This article appeared at 12:00 p.m. EDT on RealMoney Sept. 8.
SAN DIEGO (RealMoney) -- Alibaba, not surprisingly, is likely to be a hot deal. And, not surprisingly, most investors -- especially those who trade the deal -- are unlikely to crack open the prospectus. (I'd go so far as to say most don't know what a prospectus is, but I digress.)
If they do, there will be no way they will be able to say with certainty that Alibaba is an analyzable company (certainly not for those who intend to invest in the company rather than play the stock).
Ignore the pictures of founder Jack Ma and the smiling people. Ignore the colorful charts and the tables showing how fast the company is growing and how big its potential market is.
They're all an effort to get you to gloss over just how complicated Alibaba really is, and complicated often equals trouble.
Any efforts to untangle this company require more than any old genie. They requires a forensic accounting genie.
And never mind the one-time expenses, payments and investment gains.

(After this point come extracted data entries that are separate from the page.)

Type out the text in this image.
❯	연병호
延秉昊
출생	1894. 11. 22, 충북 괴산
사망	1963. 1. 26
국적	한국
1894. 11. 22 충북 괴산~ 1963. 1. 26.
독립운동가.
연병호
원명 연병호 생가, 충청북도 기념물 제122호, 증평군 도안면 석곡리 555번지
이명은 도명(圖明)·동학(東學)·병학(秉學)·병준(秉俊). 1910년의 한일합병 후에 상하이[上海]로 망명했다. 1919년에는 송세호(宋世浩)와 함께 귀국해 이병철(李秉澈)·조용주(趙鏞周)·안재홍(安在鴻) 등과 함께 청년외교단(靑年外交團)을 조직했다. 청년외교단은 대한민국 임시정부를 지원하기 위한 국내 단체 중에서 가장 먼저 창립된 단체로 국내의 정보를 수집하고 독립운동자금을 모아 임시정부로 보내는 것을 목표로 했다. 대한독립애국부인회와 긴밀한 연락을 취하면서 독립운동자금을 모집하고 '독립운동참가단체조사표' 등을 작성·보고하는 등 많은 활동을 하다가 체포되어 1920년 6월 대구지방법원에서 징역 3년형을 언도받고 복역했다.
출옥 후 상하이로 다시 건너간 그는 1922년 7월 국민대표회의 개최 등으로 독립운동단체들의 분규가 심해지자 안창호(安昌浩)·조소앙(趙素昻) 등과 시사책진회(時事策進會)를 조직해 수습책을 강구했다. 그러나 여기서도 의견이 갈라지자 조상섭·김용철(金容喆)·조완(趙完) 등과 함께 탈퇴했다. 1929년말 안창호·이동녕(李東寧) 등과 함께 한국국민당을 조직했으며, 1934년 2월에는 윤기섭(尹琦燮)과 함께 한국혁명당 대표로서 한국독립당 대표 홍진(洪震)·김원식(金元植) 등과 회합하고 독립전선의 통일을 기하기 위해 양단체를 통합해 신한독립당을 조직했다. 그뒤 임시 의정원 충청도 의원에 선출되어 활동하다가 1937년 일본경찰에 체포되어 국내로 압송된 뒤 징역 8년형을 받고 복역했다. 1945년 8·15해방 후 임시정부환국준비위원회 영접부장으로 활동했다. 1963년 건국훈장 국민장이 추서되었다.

Alibaba is just too darn complicated, starting with the footnotes. Footnotes are common in financial filings, but when it comes to footnotes reconciling the various financial statements, Alibaba takes them to a new level, such as these below the consolidated financial statements:
In fiscal year 2014, these expenses included an equity-settled donation expense of RMB1,269 million (US$205 million) relating to the grant of options to purchase 50,000,000 of our ordinary shares to a non-profit organization designated by Jack Ma and Joe Tsai.